Les lois de libéralisation du commerce de produit agricoles représentent un immense danger pour les travailleurs du pays : jusqu'à présent les agriculteurs vendaient leurs produits à des marchés régionaux régulés par les autorités locales. Avec la nouvelle loi, les entreprises privées peuvent passer des contrats avec des producteurs, et organiser le stockage des denrées alimentaires et la spéculation sur ces prix. La pauvreté de masse touche tout le pays, exacerbée par la crise sanitaire, le confinement décrété de force contre les grèves qui commençaient à s’étendre partout, et les licenciements qui y sont liés.

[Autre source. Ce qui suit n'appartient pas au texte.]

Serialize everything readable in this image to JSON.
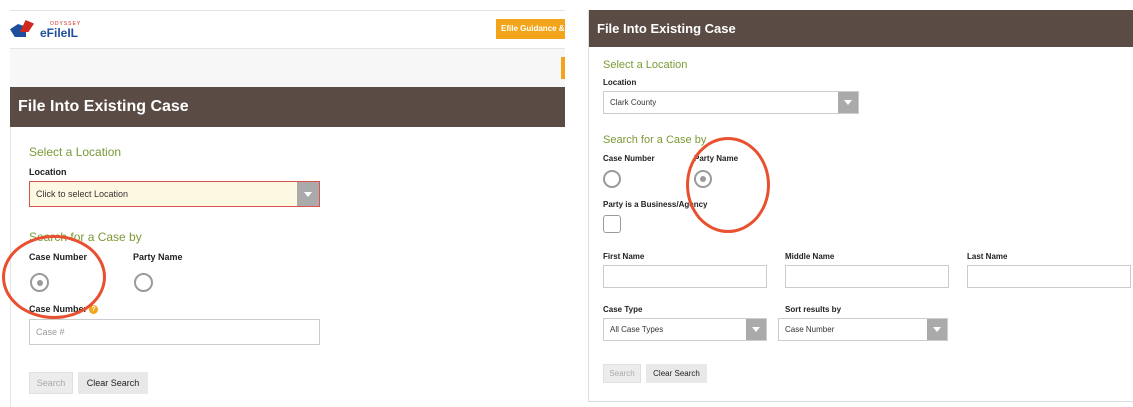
{
  "left": {
    "logo": {
      "small_text": "ODYSSEY",
      "brand": "eFileIL"
    },
    "guidance_button": "Efile Guidance &",
    "header_title": "File Into Existing Case",
    "select_location_title": "Select a Location",
    "location_label": "Location",
    "location_value": "Click to select Location",
    "search_title": "Search for a Case by",
    "radio_case_number": "Case Number",
    "radio_party_name": "Party Name",
    "case_number_label": "Case Number",
    "case_number_placeholder": "Case #",
    "search_button": "Search",
    "clear_button": "Clear Search"
  },
  "right": {
    "header_title": "File Into Existing Case",
    "select_location_title": "Select a Location",
    "location_label": "Location",
    "location_value": "Clark County",
    "search_title": "Search for a Case by",
    "radio_case_number": "Case Number",
    "radio_party_name": "Party Name",
    "business_label": "Party is a Business/Agency",
    "first_name_label": "First Name",
    "middle_name_label": "Middle Name",
    "last_name_label": "Last Name",
    "case_type_label": "Case Type",
    "case_type_value": "All Case Types",
    "sort_label": "Sort results by",
    "sort_value": "Case Number",
    "search_button": "Search",
    "clear_button": "Clear Search"
  },
  "colors": {
    "header_bg": "#5a4b45",
    "section_title": "#7a9a35",
    "guidance_orange": "#f2a51a",
    "highlight_circle": "#e8502f",
    "required_border": "#d9534f",
    "required_bg": "#fdf8e1"
  }
}
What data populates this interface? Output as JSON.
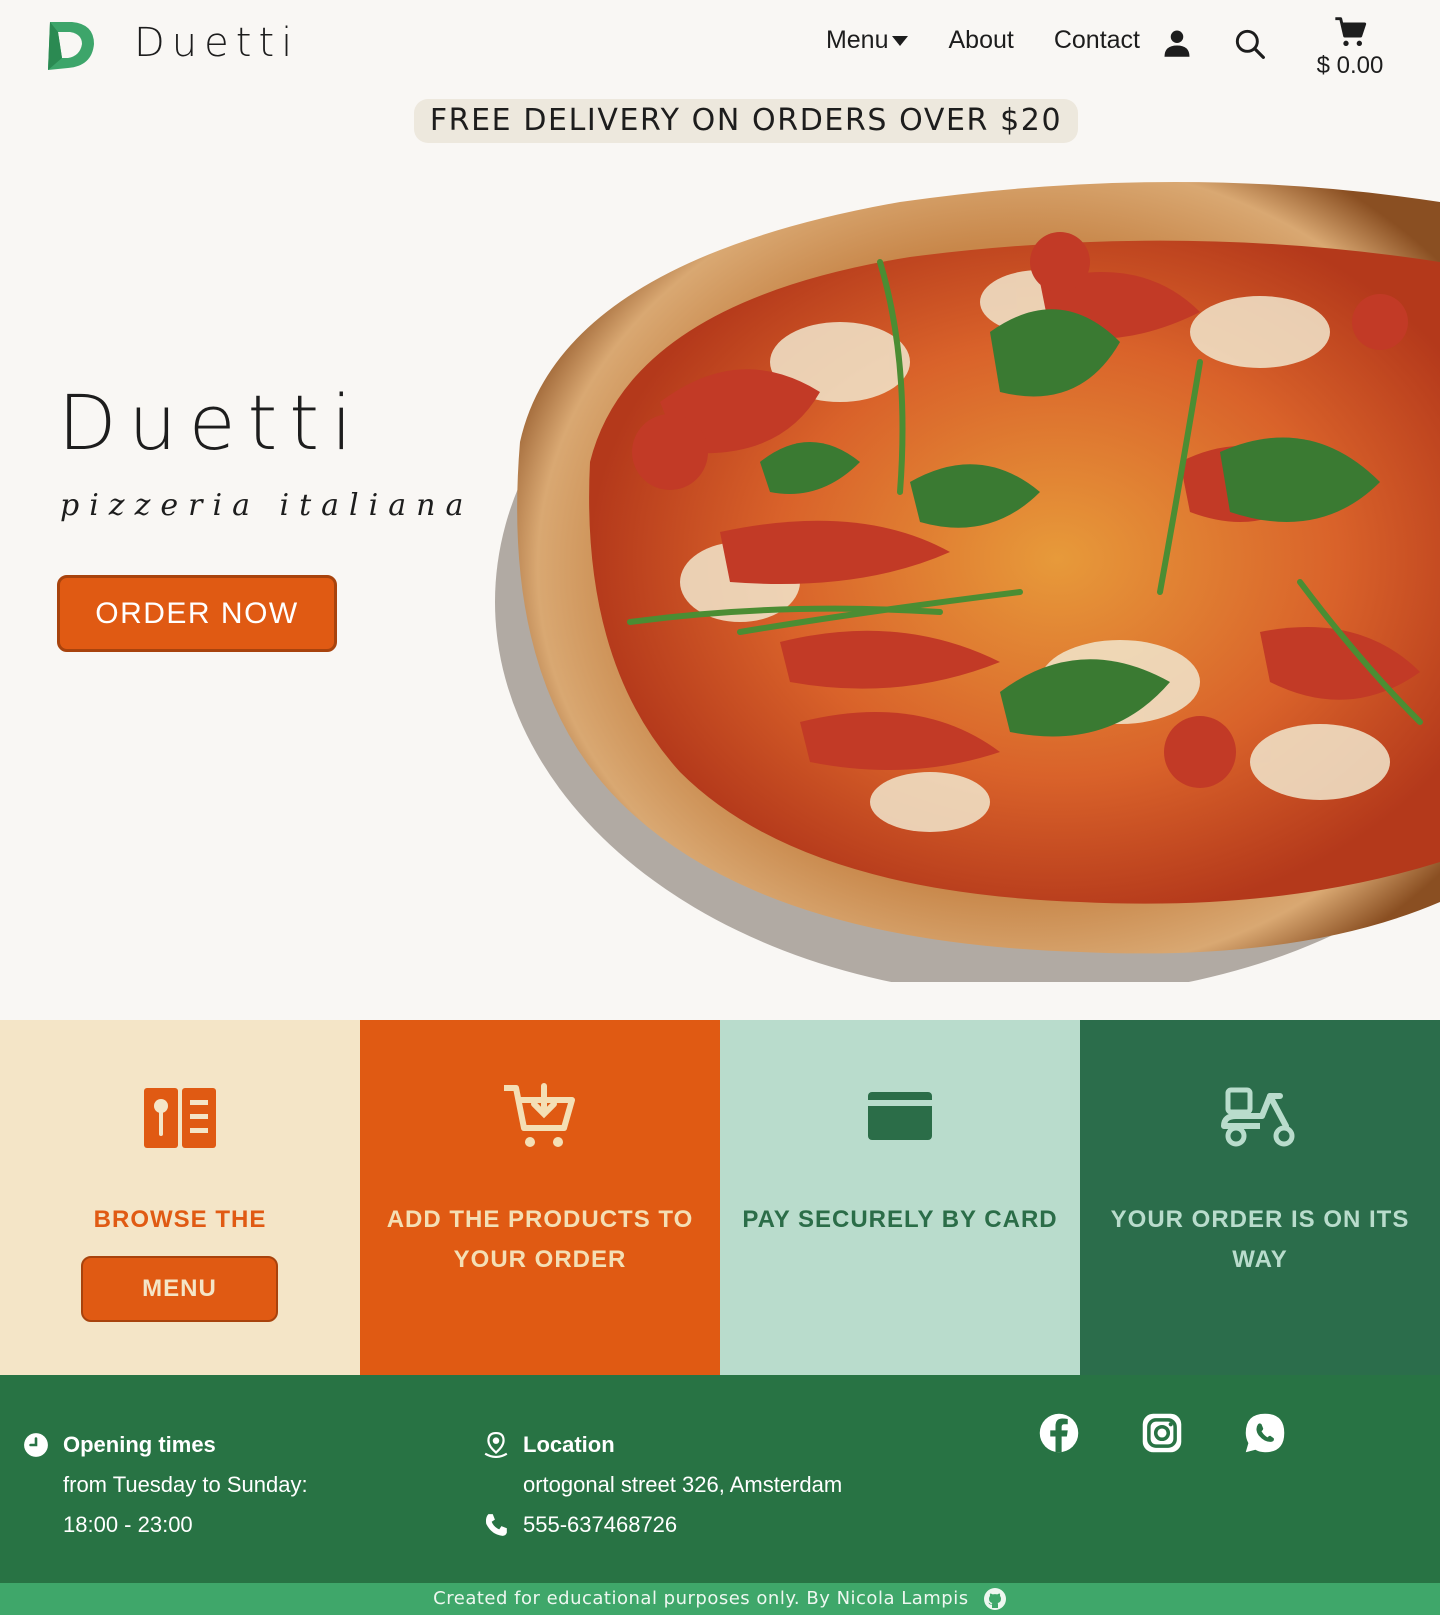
{
  "header": {
    "brand": "Duetti",
    "nav": {
      "menu": "Menu",
      "about": "About",
      "contact": "Contact"
    },
    "cart_total": "$ 0.00"
  },
  "promo": "FREE DELIVERY ON ORDERS OVER $20",
  "hero": {
    "title": "Duetti",
    "subtitle": "pizzeria italiana",
    "cta": "ORDER NOW"
  },
  "steps": [
    {
      "text": "BROWSE THE",
      "button": "MENU",
      "icon": "menu-book-icon"
    },
    {
      "text": "ADD THE PRODUCTS TO YOUR ORDER",
      "icon": "cart-add-icon"
    },
    {
      "text": "PAY SECURELY BY CARD",
      "icon": "credit-card-icon"
    },
    {
      "text": "YOUR ORDER IS ON ITS WAY",
      "icon": "scooter-icon"
    }
  ],
  "footer": {
    "hours": {
      "heading": "Opening times",
      "days": "from Tuesday to Sunday:",
      "time": "18:00 - 23:00"
    },
    "location": {
      "heading": "Location",
      "address": "ortogonal street 326, Amsterdam",
      "phone": "555-637468726"
    },
    "social": [
      "facebook-icon",
      "instagram-icon",
      "whatsapp-icon"
    ],
    "credits": "Created for educational purposes only.  By Nicola Lampis"
  },
  "colors": {
    "accent_orange": "#e05a13",
    "dark_green": "#287344",
    "light_green": "#b9dccc",
    "cream": "#f4e5c7",
    "background": "#f9f7f4"
  }
}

L’Inde est depuis la fin 2019 secouée par d’immenses mouvements sociaux. Le président d’extrême droite Narendra Modi a dû faire face à une contestation de sa loi ouvertement raciste qui n’accorde la nationalité qu’aux émigrés des pays voisins à condition de ne pas être musulman. Cette loi réactionnaire a d’abord provoqué un mouvement d’ampleur porté par les femmes musulmanes du pays, mais face aux crises sociales et sanitaires, le mouvement s’est étendu au monde du travail dans son ensemble.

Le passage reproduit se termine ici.